Bismillahirrahmanirrahim
Cenab-ı Hak (c.c), Mürselat Suresi 20-24. ayetlerinde meâlen şöyle buyuruyor:
20 . (Ey insanlar!) Sizi hakîr bir sudan yaratmadık mı?
21,22,23 . Sonra onu belli bir zamâna kadar sağlam bir yerde (rahimde yerleşik) kıldık. Artık (bunu) kudretimizle yaptık; işte (biz) ne güzel güç yetirenler(iz)!
24 . Yalanlayanların o gün vay hâline! (*)

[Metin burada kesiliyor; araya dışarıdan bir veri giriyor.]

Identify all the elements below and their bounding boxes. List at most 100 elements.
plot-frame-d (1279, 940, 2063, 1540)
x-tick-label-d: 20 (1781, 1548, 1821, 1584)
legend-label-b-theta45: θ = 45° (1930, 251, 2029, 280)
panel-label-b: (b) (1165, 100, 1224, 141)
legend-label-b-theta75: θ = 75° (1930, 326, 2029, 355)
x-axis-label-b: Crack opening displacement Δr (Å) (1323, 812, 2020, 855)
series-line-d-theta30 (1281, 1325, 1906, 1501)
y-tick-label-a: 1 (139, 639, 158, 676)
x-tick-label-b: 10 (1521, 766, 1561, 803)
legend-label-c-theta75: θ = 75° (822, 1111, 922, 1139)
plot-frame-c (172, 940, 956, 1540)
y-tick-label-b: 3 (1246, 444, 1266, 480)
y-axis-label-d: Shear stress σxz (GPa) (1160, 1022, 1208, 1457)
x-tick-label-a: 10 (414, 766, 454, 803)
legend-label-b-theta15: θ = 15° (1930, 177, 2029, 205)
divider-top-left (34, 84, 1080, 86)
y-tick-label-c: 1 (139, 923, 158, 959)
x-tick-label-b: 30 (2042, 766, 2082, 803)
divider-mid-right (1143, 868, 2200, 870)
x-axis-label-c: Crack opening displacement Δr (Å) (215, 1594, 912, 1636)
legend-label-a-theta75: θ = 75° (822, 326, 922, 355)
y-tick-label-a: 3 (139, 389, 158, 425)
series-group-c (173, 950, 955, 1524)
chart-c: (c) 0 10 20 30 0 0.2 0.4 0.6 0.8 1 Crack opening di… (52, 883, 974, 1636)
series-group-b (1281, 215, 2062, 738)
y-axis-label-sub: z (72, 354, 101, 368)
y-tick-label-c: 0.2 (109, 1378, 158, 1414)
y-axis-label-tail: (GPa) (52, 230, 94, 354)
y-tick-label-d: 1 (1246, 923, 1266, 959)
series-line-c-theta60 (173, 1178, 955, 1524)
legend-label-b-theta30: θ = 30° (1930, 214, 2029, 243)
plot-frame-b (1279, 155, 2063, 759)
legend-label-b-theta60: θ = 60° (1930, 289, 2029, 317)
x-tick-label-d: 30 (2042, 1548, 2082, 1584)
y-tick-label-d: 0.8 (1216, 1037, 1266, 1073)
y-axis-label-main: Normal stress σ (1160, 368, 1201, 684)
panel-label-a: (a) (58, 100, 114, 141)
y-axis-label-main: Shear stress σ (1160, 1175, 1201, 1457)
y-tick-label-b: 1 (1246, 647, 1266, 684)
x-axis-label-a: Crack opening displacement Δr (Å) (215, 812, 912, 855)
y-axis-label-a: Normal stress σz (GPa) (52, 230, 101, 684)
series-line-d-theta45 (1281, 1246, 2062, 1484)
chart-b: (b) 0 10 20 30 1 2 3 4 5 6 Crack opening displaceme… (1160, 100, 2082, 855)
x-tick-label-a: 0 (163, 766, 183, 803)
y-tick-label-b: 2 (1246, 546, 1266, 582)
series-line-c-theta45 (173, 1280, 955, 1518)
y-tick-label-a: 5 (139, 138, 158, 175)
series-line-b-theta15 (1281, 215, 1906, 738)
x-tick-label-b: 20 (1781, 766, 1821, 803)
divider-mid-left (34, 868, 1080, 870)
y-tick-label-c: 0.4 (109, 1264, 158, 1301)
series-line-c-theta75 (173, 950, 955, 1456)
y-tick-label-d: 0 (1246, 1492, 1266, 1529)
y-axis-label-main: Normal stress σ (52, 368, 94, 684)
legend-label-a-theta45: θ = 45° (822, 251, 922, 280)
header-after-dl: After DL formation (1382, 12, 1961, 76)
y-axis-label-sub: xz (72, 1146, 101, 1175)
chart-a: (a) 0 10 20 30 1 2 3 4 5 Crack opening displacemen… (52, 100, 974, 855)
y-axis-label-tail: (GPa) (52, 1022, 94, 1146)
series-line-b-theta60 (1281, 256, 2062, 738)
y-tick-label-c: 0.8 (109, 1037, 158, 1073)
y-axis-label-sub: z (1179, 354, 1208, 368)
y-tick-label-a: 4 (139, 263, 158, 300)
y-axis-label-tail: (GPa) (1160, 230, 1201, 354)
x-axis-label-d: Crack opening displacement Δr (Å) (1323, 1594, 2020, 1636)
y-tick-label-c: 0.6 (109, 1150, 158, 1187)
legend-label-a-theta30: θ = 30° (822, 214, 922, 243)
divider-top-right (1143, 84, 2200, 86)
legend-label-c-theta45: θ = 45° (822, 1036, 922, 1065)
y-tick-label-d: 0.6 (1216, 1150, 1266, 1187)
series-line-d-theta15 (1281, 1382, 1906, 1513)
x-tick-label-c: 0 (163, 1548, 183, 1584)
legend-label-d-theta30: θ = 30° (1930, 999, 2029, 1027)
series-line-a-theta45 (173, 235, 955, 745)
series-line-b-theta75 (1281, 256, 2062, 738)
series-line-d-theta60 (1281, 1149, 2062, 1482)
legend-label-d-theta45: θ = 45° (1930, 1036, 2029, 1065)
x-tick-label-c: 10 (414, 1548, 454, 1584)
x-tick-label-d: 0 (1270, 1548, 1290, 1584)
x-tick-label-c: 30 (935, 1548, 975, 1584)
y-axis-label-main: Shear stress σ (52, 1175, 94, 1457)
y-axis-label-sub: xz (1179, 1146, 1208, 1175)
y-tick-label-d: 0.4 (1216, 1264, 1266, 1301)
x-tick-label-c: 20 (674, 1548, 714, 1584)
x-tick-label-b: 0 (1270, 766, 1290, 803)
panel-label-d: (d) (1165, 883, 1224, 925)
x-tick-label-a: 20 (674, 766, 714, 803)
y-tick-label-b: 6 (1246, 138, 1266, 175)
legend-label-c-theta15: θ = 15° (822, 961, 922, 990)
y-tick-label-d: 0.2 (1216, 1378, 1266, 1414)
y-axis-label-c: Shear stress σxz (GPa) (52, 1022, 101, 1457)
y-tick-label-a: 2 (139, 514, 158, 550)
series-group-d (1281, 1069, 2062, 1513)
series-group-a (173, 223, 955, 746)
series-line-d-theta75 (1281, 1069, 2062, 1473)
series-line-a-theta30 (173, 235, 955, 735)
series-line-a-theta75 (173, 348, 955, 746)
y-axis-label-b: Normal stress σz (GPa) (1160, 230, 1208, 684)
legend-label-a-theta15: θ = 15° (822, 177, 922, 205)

(*) “Sûre-i Rahmân’da فَبِاَيِّ اٰلَٓاءِرَبِّكُماَ تُكَذِّباَنِ [Şimdi Rabbinizin ni‘metlerinden hangisini yalanlarsınız?] âyeti ile Sûre-i Mürselât’taوَيْلٌ يَوْمَئِذٍ لِلْمُكَذِّب۪ينَ [Yalanlayanların o gün vayhâline!] âyeti, cin ve nev‘-i beşerin (insan nev‘inin), kâinâtı kızdıran ve arz ve semâvâtı (yeri ve gökleri) hiddete getiren ve hılkat-i âlemin (kaînâtın yaratılışının) netîcelerini bozan ve haşmet-i saltanat-ı İlâhiyeye (Allah’ın saltanatının büyüklüğüne) karşı inkâr ve istihfafla (hafife almakla) mukābele eden küfür ve küfranlarını (nankörlüklerini) ve zulümlerini ve bütün mahlûkātın hukuklarına tecâvüzlerini asırlara ve arza ve semâvâta tehdidkârâne (tehdîd ederek) haykıran bu iki âyet, böyle binler hakîkatlerle alâkadar ve binler mes’ele kuvvetindeolan bir ders-i umûmîde binler def‘a tekrâr edilse yine lüzum var ve celâlli bir îcâz (az sözle çok şey anlatma) ve cemâlli bir i‘câz-ı belâgattır (belâgat mu‘cizesidir.)” (Şuâ‘lar, 11. Şuâ‘, 236)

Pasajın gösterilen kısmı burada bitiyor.